US immigration policy regarding Jews
by Matt Giwer, © 2005 [Feb]

In a nutshell there has never been anything in US immigration laws intended to keep Jews out. Never includes the period 1933 to 1945. Never means never. But it is nearly impossible to find a holohugger who does not whine about what never existed.

They might whine that immigration laws were not changed to help the Jews enter. There were millions of refugees from the Nazis. Jews were not the most numerous. The idea of refugee status did not exist at that time.

And during those years there was nothing known of any reason to treat Jews differently. Even if something had been known the same arguments would have been made to make exceptions for communists, gypseys, homosexuals and others who would claim the same circumstances.
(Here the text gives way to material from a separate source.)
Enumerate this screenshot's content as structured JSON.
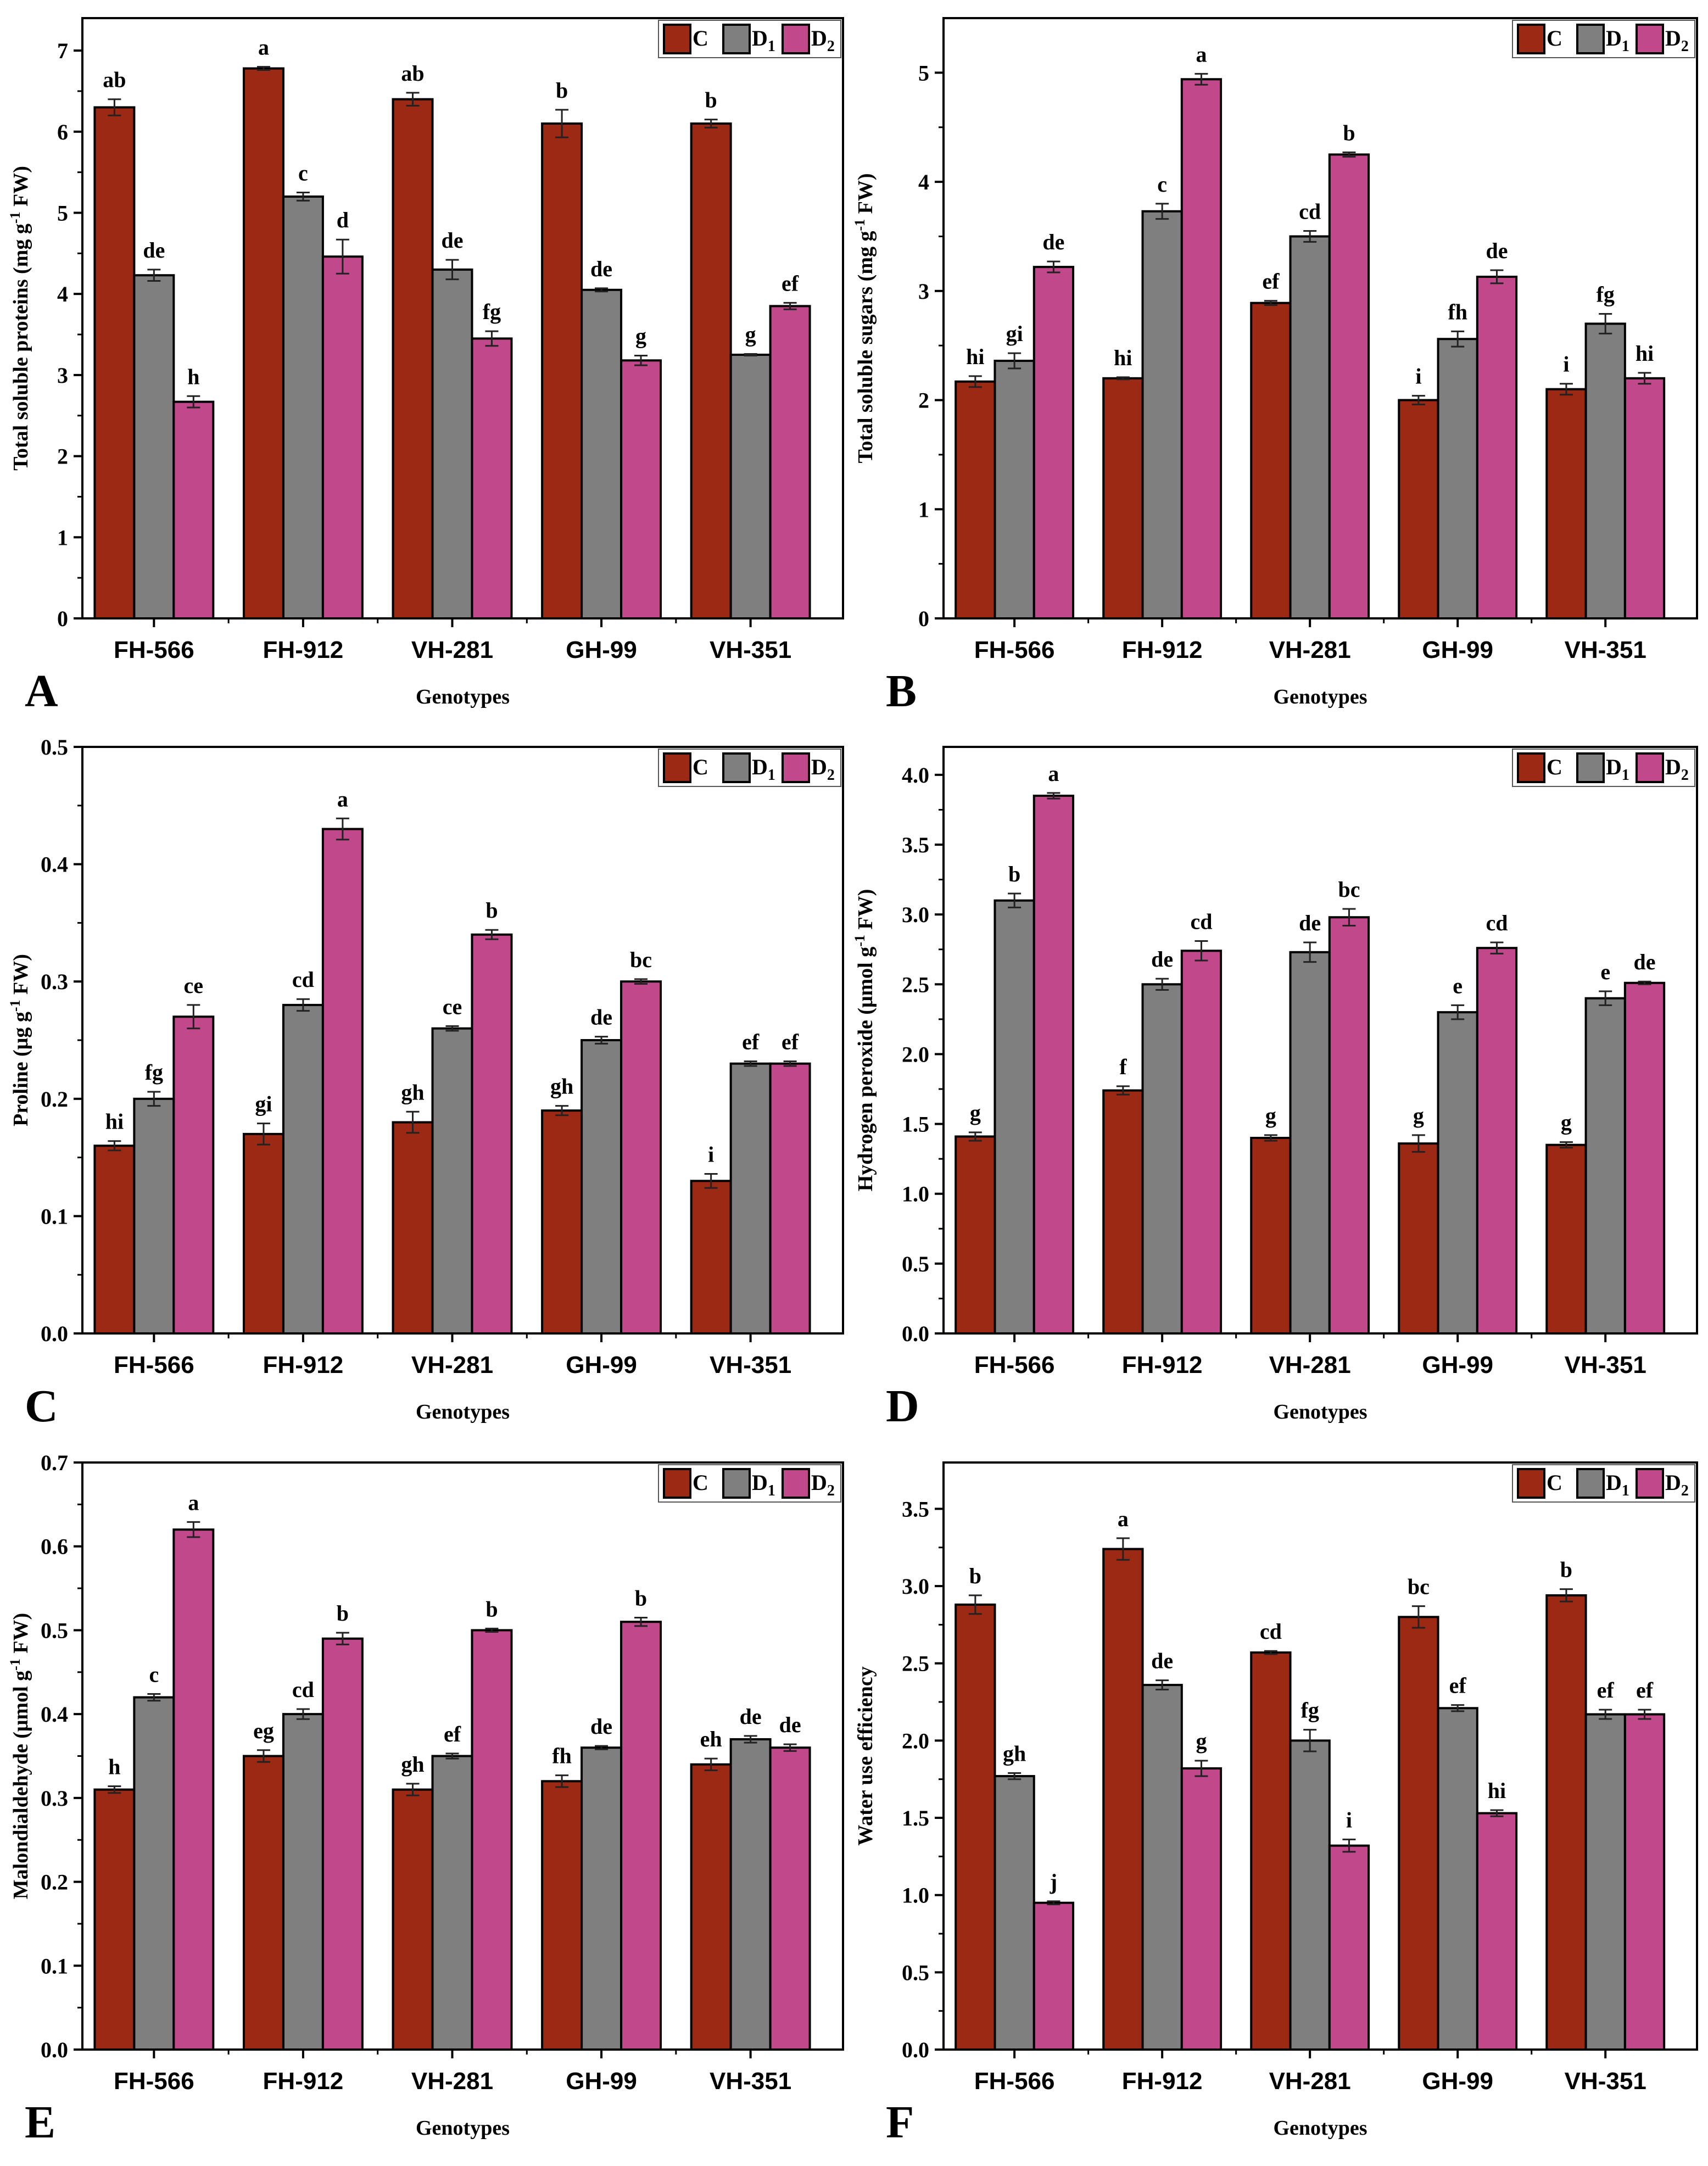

Ever since the US created immigration quotas it has been a contentious political issue. It would have been politically impossible to even open the issue for debate without reopening every other contentious immigration issue. Even if there had been an awareness of a problem and a desire for America to take a share of all the persecuted groups it would have been a politcal impossibility to raise the issue.

How bad did jewish Germans have it after the Nuremberg Laws? Much better than Blacks in America. Some day someone who whines about the Nuremberg Laws should actually read them in comparison to the condition of American Blacks in the 1930s. Blacks would have traded in a heartbeat.